L'Assemblée nationale pourrait également accepter l'article 9 septies A, qui prévoit que, en cas d'échec d'une comparution sur reconnaissance préalable de culpabilité engagée après une instruction, l'ordonnance de renvoi devient caduque, sauf à ce que le procureur de la République assigne le prévenu devant le tribunal correctionnel.

Nous avons une divergence certaine sur les lanceurs d'alerte, à l'article 9 septies. La rédaction de l'Assemblée nationale était très large : nous avons décidé de la limiter, d'une part, aux crimes et délits, et, d'autre part, aux signalements faits aux autorités judiciaires et administratives, et non aux médias, voire à une entreprise concurrente.

À l'article 10 relatif à l'utilisation dans le cadre de procédures fiscales d'informations d'origine illicite, nous avons souhaité conserver l'encadrement proposé par le Gouvernement en adoptant une définition limitée des pièces concernées et des autorités à l'origine de cette transmission.

Concernant les dispositions relatives aux avocats à l'article 10 bis, nous pensons possible de conserver les modifications introduites par le Sénat visant à étendre aux visites domiciliaires fiscales l'application de l'article 56-1 du code de procédure pénale, qui prévoit un certain nombre de garanties et l'intervention du bâtonnier en cas de perquisition au cabinet ou au domicile d'un avocat.

À l'article 10 quinquies, qui concerne les caisses des règlements pécuniaires des avocats, nous pensons qu'à partir du moment où la transaction alimentant ces caisses a pour origine une procédure juridictionnelle, il n'y a peut-être pas lieu à signalement.

À l'article 11 bis C, nous avons fixé à 10 000 euros le montant maximal des amendes pouvant être prononcées en cas d'opposition à la copie de documents par l'administration fiscale.

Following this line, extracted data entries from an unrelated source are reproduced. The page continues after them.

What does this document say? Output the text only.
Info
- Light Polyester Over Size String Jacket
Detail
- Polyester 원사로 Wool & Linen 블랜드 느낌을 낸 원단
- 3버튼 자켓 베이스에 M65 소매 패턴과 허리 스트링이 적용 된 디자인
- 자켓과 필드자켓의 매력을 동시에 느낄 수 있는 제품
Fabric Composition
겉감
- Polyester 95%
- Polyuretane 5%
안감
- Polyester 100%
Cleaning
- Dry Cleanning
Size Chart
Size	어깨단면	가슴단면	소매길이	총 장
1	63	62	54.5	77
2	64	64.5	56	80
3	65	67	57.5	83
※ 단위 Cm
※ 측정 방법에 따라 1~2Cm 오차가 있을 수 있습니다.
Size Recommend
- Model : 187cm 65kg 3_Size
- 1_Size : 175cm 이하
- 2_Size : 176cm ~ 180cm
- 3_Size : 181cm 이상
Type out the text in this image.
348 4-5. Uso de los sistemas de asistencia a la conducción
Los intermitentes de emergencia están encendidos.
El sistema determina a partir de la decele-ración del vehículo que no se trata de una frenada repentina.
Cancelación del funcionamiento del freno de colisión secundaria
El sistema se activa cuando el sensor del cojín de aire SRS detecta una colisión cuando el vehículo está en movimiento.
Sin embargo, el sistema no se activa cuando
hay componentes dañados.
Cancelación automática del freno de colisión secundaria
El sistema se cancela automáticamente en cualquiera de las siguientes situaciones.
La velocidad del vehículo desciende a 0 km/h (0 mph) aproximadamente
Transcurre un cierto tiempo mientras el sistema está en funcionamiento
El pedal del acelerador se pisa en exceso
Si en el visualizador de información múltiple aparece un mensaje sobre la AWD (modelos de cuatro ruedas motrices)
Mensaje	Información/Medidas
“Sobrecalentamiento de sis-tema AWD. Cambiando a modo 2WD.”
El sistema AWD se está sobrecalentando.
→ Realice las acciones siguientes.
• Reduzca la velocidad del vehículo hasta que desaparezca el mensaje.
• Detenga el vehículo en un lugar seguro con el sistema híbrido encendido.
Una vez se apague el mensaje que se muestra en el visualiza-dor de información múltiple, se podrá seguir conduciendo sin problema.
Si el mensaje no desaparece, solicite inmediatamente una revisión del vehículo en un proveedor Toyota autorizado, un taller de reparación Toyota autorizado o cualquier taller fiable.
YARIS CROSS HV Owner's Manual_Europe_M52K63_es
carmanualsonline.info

Si le montant de 10 000 euros adopté par le Sénat peut être modifié pour trouver un plafond approprié, une telle limitation nous paraît nécessaire pour respecter le principe de proportionnalité des peines.

À l'article 11 sexies, l'Assemblée nationale a prévu de doubler le délai de prescription en matière fiscale en le portant à six ans, ce qui ne nous semble pas être une bonne idée, car cela conduirait à avoir une durée exorbitante dans la seule matière fiscale et pourrait conduire à rallonger d'autant la durée d'instruction.

En ce qui concerne l'article 11 decies A relatif à l'optimisation fiscale des grands groupes, l'Assemblée nationale pourrait l'accepter en le retravaillant et en précisant les conditions de son entrée en vigueur.

Le reste des dispositions du projet de loi concerne les dispositions alternatives à la création du procureur financier que le Sénat a adoptées.